The Constitution certainly can't claim the long history and global sweep of the great religious texts and in some ways that makes heartfelt assertions of its infallibility even more suspect — especially when they tend to occur in even-numbered years. What's more, the Constitution's very brevity makes it particularly intolerant of any sort of I-know-best absolutism. Instead, it invites — practically mandates — debate and reinterpretation, making the idea of Constitutional originalism a near-oxymoron. "The culture," Cox laments, "[has] seemed to go numb to the tone and resonance and other ways of reading the text."

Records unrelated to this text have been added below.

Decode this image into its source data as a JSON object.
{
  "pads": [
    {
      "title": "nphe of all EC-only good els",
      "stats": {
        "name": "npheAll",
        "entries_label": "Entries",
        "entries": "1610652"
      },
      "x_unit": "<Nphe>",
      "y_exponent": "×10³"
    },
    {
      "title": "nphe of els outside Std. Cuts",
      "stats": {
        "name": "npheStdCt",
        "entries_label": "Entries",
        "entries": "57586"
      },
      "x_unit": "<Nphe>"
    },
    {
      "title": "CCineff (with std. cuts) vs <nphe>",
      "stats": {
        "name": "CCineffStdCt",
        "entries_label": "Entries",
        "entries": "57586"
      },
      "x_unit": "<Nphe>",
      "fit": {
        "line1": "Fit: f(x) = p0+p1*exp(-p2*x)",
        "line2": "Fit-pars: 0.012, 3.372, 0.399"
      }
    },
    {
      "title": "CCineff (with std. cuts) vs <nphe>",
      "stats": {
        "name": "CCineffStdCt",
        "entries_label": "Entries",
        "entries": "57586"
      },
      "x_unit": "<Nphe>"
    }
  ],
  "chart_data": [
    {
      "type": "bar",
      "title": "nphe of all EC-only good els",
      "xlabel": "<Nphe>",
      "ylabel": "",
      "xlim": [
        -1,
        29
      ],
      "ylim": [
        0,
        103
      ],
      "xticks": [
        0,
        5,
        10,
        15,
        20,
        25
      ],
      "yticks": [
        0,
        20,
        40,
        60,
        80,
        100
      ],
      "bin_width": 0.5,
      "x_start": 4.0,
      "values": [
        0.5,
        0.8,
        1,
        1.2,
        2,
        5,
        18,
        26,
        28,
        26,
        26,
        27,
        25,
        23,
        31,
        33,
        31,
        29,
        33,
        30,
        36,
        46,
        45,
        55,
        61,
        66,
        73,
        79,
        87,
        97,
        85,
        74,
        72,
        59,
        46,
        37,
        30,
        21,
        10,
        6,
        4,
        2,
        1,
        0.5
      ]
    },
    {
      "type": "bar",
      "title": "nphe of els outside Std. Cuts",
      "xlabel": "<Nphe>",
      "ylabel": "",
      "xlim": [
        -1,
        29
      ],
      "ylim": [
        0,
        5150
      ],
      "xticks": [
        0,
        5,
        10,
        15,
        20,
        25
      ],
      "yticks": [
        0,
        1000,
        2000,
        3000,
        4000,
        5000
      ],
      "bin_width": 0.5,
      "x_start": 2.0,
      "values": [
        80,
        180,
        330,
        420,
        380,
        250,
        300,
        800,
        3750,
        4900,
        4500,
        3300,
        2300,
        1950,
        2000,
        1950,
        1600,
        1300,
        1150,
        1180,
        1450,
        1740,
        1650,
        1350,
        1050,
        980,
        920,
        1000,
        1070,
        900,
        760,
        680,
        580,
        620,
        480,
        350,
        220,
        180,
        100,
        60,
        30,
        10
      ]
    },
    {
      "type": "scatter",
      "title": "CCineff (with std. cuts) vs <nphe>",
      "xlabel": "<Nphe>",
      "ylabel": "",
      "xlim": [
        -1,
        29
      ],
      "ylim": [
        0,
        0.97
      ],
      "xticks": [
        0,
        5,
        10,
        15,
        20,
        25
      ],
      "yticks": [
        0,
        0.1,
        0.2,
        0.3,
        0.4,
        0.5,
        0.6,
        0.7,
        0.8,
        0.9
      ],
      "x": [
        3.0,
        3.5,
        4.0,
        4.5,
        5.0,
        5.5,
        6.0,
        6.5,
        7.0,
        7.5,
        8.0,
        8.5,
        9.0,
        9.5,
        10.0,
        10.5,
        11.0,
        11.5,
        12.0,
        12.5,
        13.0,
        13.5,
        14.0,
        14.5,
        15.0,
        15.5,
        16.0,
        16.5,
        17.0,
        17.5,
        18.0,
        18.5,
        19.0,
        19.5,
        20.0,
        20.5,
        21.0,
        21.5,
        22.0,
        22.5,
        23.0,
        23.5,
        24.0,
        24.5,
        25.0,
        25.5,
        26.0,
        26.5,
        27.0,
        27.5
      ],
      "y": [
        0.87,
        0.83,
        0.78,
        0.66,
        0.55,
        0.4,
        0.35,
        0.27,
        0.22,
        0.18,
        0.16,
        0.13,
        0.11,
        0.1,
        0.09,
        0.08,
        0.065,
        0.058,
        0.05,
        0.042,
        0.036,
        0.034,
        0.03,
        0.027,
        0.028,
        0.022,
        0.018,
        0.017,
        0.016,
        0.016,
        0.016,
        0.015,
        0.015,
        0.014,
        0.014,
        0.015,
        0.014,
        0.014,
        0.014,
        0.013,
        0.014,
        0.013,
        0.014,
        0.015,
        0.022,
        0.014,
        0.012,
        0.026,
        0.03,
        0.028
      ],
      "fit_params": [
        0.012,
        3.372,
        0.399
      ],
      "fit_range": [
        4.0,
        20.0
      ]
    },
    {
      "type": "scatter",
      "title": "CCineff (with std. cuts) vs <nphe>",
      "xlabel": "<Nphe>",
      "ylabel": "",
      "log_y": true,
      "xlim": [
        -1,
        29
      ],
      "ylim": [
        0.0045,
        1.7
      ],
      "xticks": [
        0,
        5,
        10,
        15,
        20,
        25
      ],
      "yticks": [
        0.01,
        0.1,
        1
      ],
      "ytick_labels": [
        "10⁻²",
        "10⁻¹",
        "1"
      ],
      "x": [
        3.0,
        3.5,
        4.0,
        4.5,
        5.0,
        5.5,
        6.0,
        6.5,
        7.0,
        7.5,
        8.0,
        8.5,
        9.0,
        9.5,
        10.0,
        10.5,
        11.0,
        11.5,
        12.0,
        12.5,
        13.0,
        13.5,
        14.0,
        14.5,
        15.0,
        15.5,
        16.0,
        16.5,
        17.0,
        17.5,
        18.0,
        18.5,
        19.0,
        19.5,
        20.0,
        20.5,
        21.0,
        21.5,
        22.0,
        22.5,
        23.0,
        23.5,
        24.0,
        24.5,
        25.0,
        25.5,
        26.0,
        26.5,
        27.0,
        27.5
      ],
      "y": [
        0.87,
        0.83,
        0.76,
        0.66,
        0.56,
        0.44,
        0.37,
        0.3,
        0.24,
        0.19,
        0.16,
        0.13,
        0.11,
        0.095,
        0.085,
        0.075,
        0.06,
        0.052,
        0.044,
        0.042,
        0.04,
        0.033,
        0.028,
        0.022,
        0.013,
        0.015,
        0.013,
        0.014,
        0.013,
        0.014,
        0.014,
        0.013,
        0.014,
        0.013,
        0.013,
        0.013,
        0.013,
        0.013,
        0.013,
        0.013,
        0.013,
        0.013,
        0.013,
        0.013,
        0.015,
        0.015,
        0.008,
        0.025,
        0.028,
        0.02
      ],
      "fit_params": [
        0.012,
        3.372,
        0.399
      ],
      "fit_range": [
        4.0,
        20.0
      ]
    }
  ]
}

American politicians indulge the sacred text impulse at the peril of both their country and their credibility. The nation's founding laws are meant to be thrashed out and argued over, to be entrusted to a fractious citizenry as well as to all three branches of government, each of which can do its part to adapt the document to the times and to make sure that the other branches don't overadapt it. None of this wonderful elasticity should be news to the Bachmanns and the Perrys and their ilk. They can read all about it — in the Constitution.